If that sounds familiar, it’s because you’ve recently lived through an environment just like it. One year ago, that was the entire stock market, including SPACs, recent IPOs and crypto currencies. It didn’t matter what you bought, so long as you bought. That began to fall apart last spring and by summer the stock market rally had grown increasingly…shall we say selective. Then a rotation from growth into cyclical produced yet another rally, which led to that same trending phenomenon I’ve discussed above. Just different names. Metals, oil companies, banks, shippers, manufacturers, equipment firms, natural gas producers, construction suppliers. Up day after day – let me in!

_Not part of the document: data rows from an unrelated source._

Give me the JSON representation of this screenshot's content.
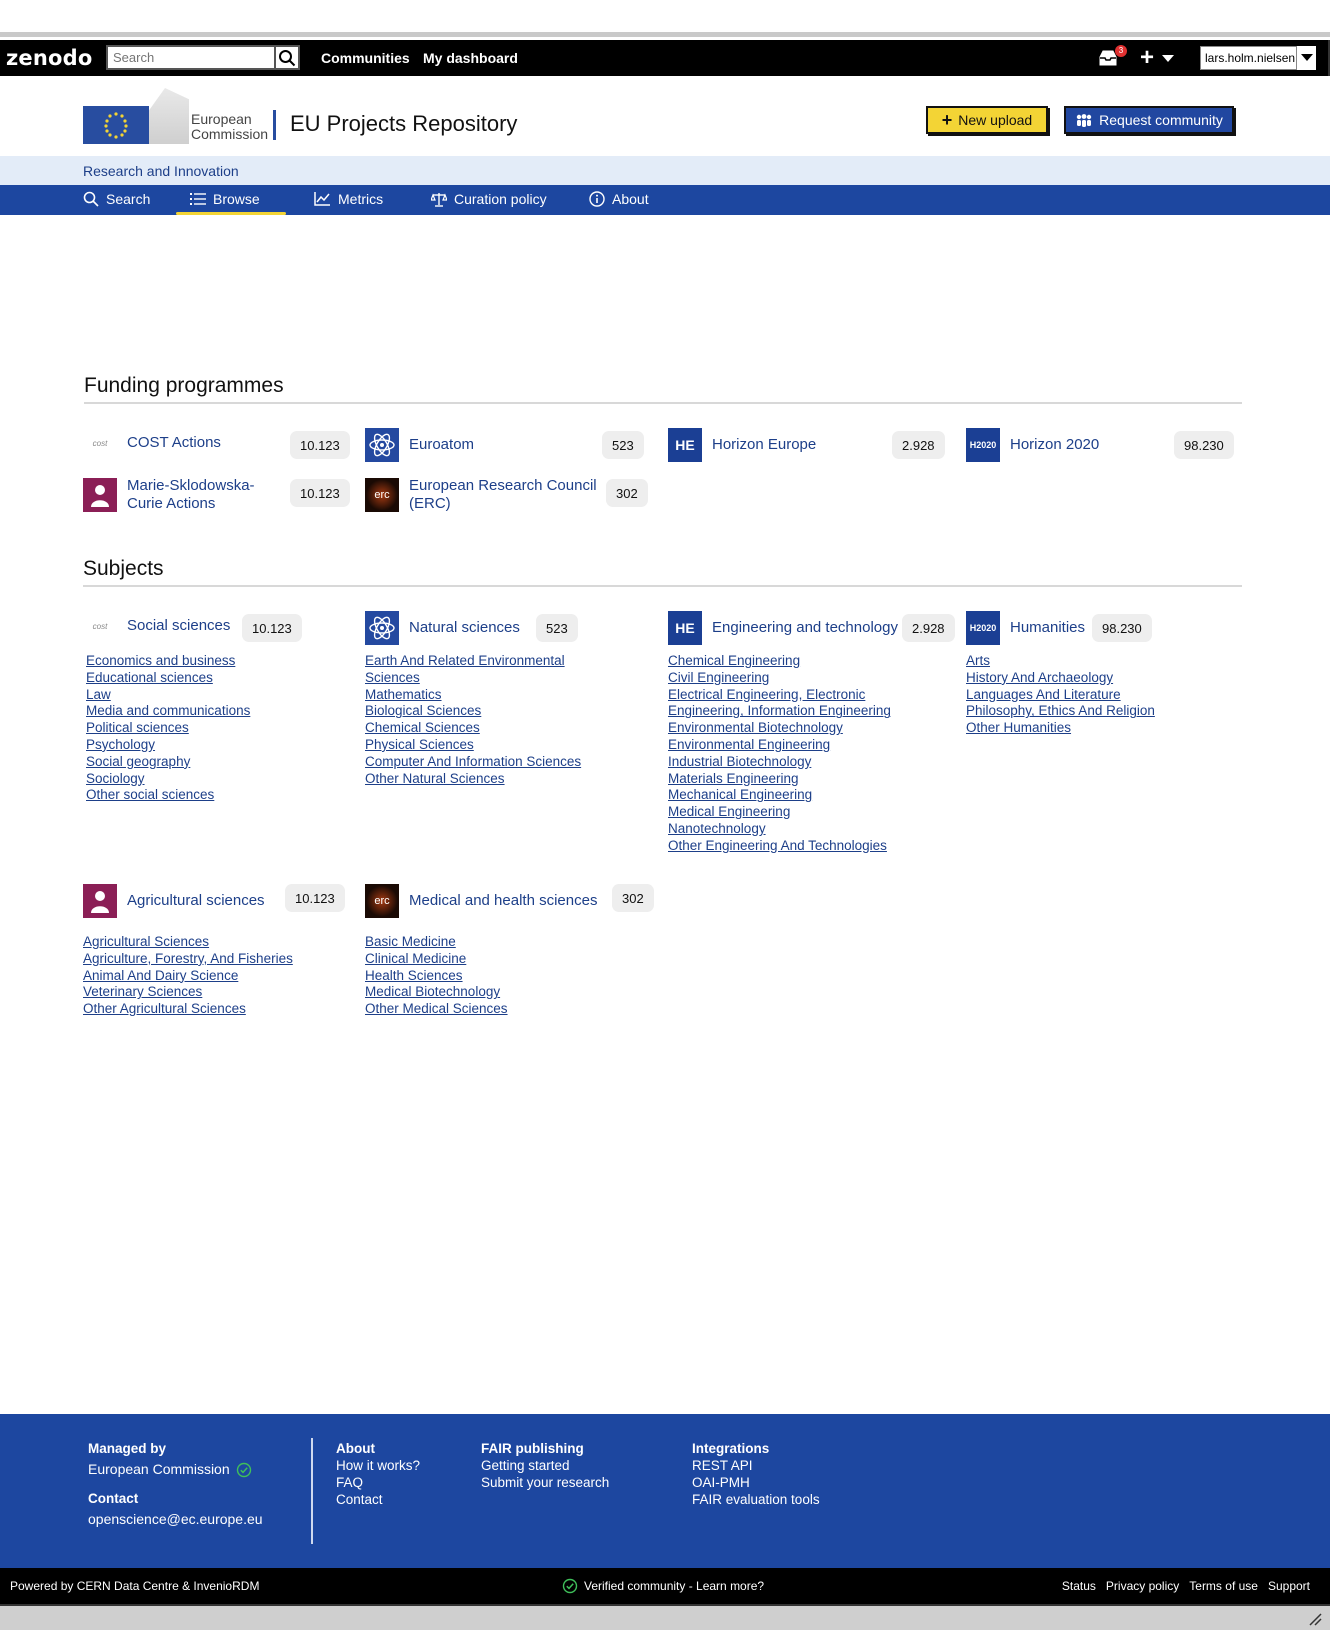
{
  "topbar": {
    "logo": "zenodo",
    "search_placeholder": "Search",
    "nav": [
      "Communities",
      "My dashboard"
    ],
    "inbox_count": "3",
    "user": "lars.holm.nielsen"
  },
  "header": {
    "logo_text_line1": "European",
    "logo_text_line2": "Commission",
    "title": "EU Projects Repository",
    "new_upload": "New upload",
    "request_community": "Request community"
  },
  "subbar": {
    "label": "Research and Innovation"
  },
  "nav": {
    "items": [
      "Search",
      "Browse",
      "Metrics",
      "Curation policy",
      "About"
    ],
    "active": "Browse"
  },
  "funding": {
    "title": "Funding programmes",
    "items": [
      {
        "label": "COST Actions",
        "count": "10.123",
        "icon": "cost-logo-icon"
      },
      {
        "label": "Euroatom",
        "count": "523",
        "icon": "atom-icon"
      },
      {
        "label": "Horizon Europe",
        "count": "2.928",
        "icon_text": "HE"
      },
      {
        "label": "Horizon 2020",
        "count": "98.230",
        "icon_text": "H2020"
      },
      {
        "label_line1": "Marie-Sklodowska-",
        "label_line2": "Curie Actions",
        "count": "10.123",
        "icon": "msca-icon"
      },
      {
        "label_line1": "European Research Council",
        "label_line2": "(ERC)",
        "count": "302",
        "icon_text": "erc"
      }
    ]
  },
  "subjects": {
    "title": "Subjects",
    "groups": [
      {
        "label": "Social sciences",
        "count": "10.123",
        "links": [
          "Economics and business",
          "Educational sciences",
          "Law",
          "Media and communications",
          "Political sciences",
          "Psychology",
          "Social geography",
          "Sociology",
          "Other social sciences"
        ]
      },
      {
        "label": "Natural sciences",
        "count": "523",
        "links": [
          "Earth And Related Environmental ",
          "Sciences",
          "Mathematics",
          "Biological Sciences",
          "Chemical Sciences",
          "Physical Sciences",
          "Computer And Information Sciences",
          "Other Natural Sciences"
        ]
      },
      {
        "label": "Engineering and technology",
        "count": "2.928",
        "icon_text": "HE",
        "links": [
          "Chemical Engineering",
          "Civil Engineering",
          "Electrical Engineering, Electronic ",
          "Engineering, Information Engineering",
          "Environmental Biotechnology",
          "Environmental Engineering",
          "Industrial Biotechnology",
          "Materials Engineering",
          "Mechanical Engineering",
          "Medical Engineering",
          "Nanotechnology",
          "Other Engineering And Technologies"
        ]
      },
      {
        "label": "Humanities",
        "count": "98.230",
        "icon_text": "H2020",
        "links": [
          "Arts",
          "History And Archaeology",
          "Languages And Literature",
          "Philosophy, Ethics And Religion",
          "Other Humanities"
        ]
      },
      {
        "label": "Agricultural sciences",
        "count": "10.123",
        "links": [
          "Agricultural Sciences",
          "Agriculture, Forestry, And Fisheries",
          "Animal And Dairy Science",
          "Veterinary Sciences",
          "Other Agricultural Sciences"
        ]
      },
      {
        "label": "Medical and health sciences",
        "count": "302",
        "icon_text": "erc",
        "links": [
          "Basic Medicine",
          "Clinical Medicine",
          "Health Sciences",
          "Medical Biotechnology",
          "Other Medical Sciences"
        ]
      }
    ]
  },
  "footer": {
    "managed_by_h": "Managed by",
    "managed_by": "European Commission",
    "contact_h": "Contact",
    "contact": "openscience@ec.europe.eu",
    "about": {
      "h": "About",
      "links": [
        "How it works?",
        "FAQ",
        "Contact"
      ]
    },
    "fair": {
      "h": "FAIR publishing",
      "links": [
        "Getting started",
        "Submit your research"
      ]
    },
    "integrations": {
      "h": "Integrations",
      "links": [
        "REST API",
        "OAI-PMH",
        "FAIR evaluation tools"
      ]
    }
  },
  "bottombar": {
    "powered": "Powered by CERN Data Centre & InvenioRDM",
    "verified": "Verified community - Learn more?",
    "links": [
      "Status",
      "Privacy policy",
      "Terms of use",
      "Support"
    ]
  },
  "colors": {
    "brand_blue": "#1d47a0",
    "accent_yellow": "#f3d435",
    "link_blue": "#1d3f89"
  }
}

No, we will not.
That environment is now fading away too, with every red open in the major averages and every overnight slide in the futures. You can think straight again. You can take your time. The trains are leaving the station and then breaking down on the tracks. They’re hauling them back into the station for repairs. Charts are substantially damaged. The few areas of outperformance have the smallest number of players in them. Most everything is not performing. Gains are being retraced. Lows are being tested and, often, violated. Market cap is being ripped away. Confidence is disintegrating.
Here’s the Nasdaq Composite. It’s currently in a 7.5% drawdown from its record high and, as you can see, has recently printed a lower high before falling again. That’s not good. The index is still up over 110% over the last three years, which means there are lots of people with lots of gains to protect. They will strongly consider selling rallies for the foreseeable future, which makes forward progress difficult. This psychology takes hold after a series of lower highs – we’re not there yet but keep that in the back of your mind.

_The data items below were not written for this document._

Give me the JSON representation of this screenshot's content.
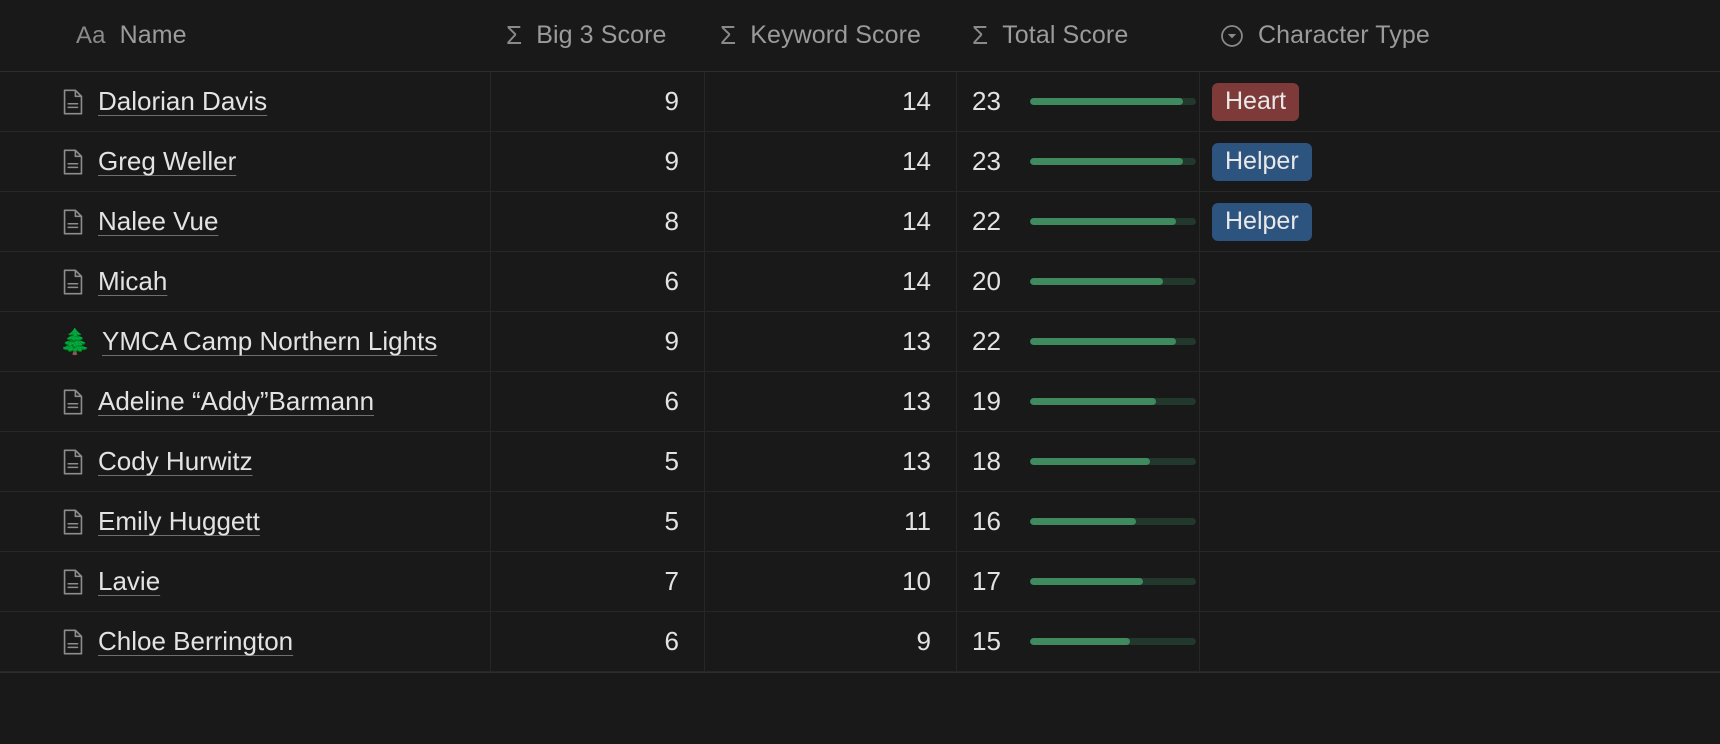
{
  "table": {
    "columns": [
      {
        "key": "name",
        "label": "Name",
        "icon": "title-icon",
        "icon_glyph": "Aa",
        "align": "left"
      },
      {
        "key": "big3",
        "label": "Big 3 Score",
        "icon": "formula-sum-icon",
        "icon_glyph": "Σ",
        "align": "right"
      },
      {
        "key": "keyword",
        "label": "Keyword Score",
        "icon": "formula-sum-icon",
        "icon_glyph": "Σ",
        "align": "right"
      },
      {
        "key": "total",
        "label": "Total Score",
        "icon": "formula-sum-icon",
        "icon_glyph": "Σ",
        "align": "right"
      },
      {
        "key": "type",
        "label": "Character Type",
        "icon": "select-chevron-down-icon",
        "icon_glyph": "▼",
        "align": "left"
      }
    ],
    "bar_max": 25,
    "rows": [
      {
        "icon": "page-icon",
        "emoji": "",
        "name": "Dalorian Davis",
        "big3": 9,
        "keyword": 14,
        "total": 23,
        "type": "Heart",
        "type_color": "#7d3a38"
      },
      {
        "icon": "page-icon",
        "emoji": "",
        "name": "Greg Weller",
        "big3": 9,
        "keyword": 14,
        "total": 23,
        "type": "Helper",
        "type_color": "#2d537f"
      },
      {
        "icon": "page-icon",
        "emoji": "",
        "name": "Nalee Vue",
        "big3": 8,
        "keyword": 14,
        "total": 22,
        "type": "Helper",
        "type_color": "#2d537f"
      },
      {
        "icon": "page-icon",
        "emoji": "",
        "name": "Micah ",
        "big3": 6,
        "keyword": 14,
        "total": 20,
        "type": "",
        "type_color": ""
      },
      {
        "icon": "emoji",
        "emoji": "🌲",
        "name": "YMCA Camp Northern Lights",
        "big3": 9,
        "keyword": 13,
        "total": 22,
        "type": "",
        "type_color": ""
      },
      {
        "icon": "page-icon",
        "emoji": "",
        "name": "Adeline “Addy”Barmann",
        "big3": 6,
        "keyword": 13,
        "total": 19,
        "type": "",
        "type_color": ""
      },
      {
        "icon": "page-icon",
        "emoji": "",
        "name": "Cody Hurwitz",
        "big3": 5,
        "keyword": 13,
        "total": 18,
        "type": "",
        "type_color": ""
      },
      {
        "icon": "page-icon",
        "emoji": "",
        "name": "Emily Huggett",
        "big3": 5,
        "keyword": 11,
        "total": 16,
        "type": "",
        "type_color": ""
      },
      {
        "icon": "page-icon",
        "emoji": "",
        "name": "Lavie",
        "big3": 7,
        "keyword": 10,
        "total": 17,
        "type": "",
        "type_color": ""
      },
      {
        "icon": "page-icon",
        "emoji": "",
        "name": "Chloe Berrington",
        "big3": 6,
        "keyword": 9,
        "total": 15,
        "type": "",
        "type_color": ""
      }
    ]
  }
}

The bad news is that those instant unrealized capital gains after each purchase – the ones that made you feel so smart – are no longer a feature of the landscape. You’re going to log in to your Fidelity account less this week than you had been a few weeks back. You’ll have to get your dopamine hit from some other activity.
The good news is that now you can think straight. There’s no rush. If there’s a stock you’ve wanted to invest in, the pricing is becoming more favorable and there’s no longer any punishment associated with waiting. Taking your time. You can buy a third, a third and a third of a full position and plan things out based on the potential for falling prices. The technicians are going to get mad at this idea, but it works. Buying in tranches and saying firepower for lower prices later requires some humility. I think this is a good price to buy but I can’t be sure it’s going to end up being the best price – I better plan for lower prices and be willing to own less if it gets away.
Can you do that? Pick a ticker symbol and practice.
When the chase has come to an end, you are able to catch your breath and reassess. Formulate opinions rather than react with envy about the gains of others. Let the market come to you.
You can buy a two-year government bond this morning for about 1% and a 10-year bond for 1.8%. That’s not zero return. It’s not great inflation-adjusted but it’s also not nothing – especially as equity prices fall. That current yield allows you sit still for a little while. You can start thinking of prices as pitches. Wait for the pitches you actually want to hit. And if they’re not superior to collecting a percent and a half risk-free, don’t swing.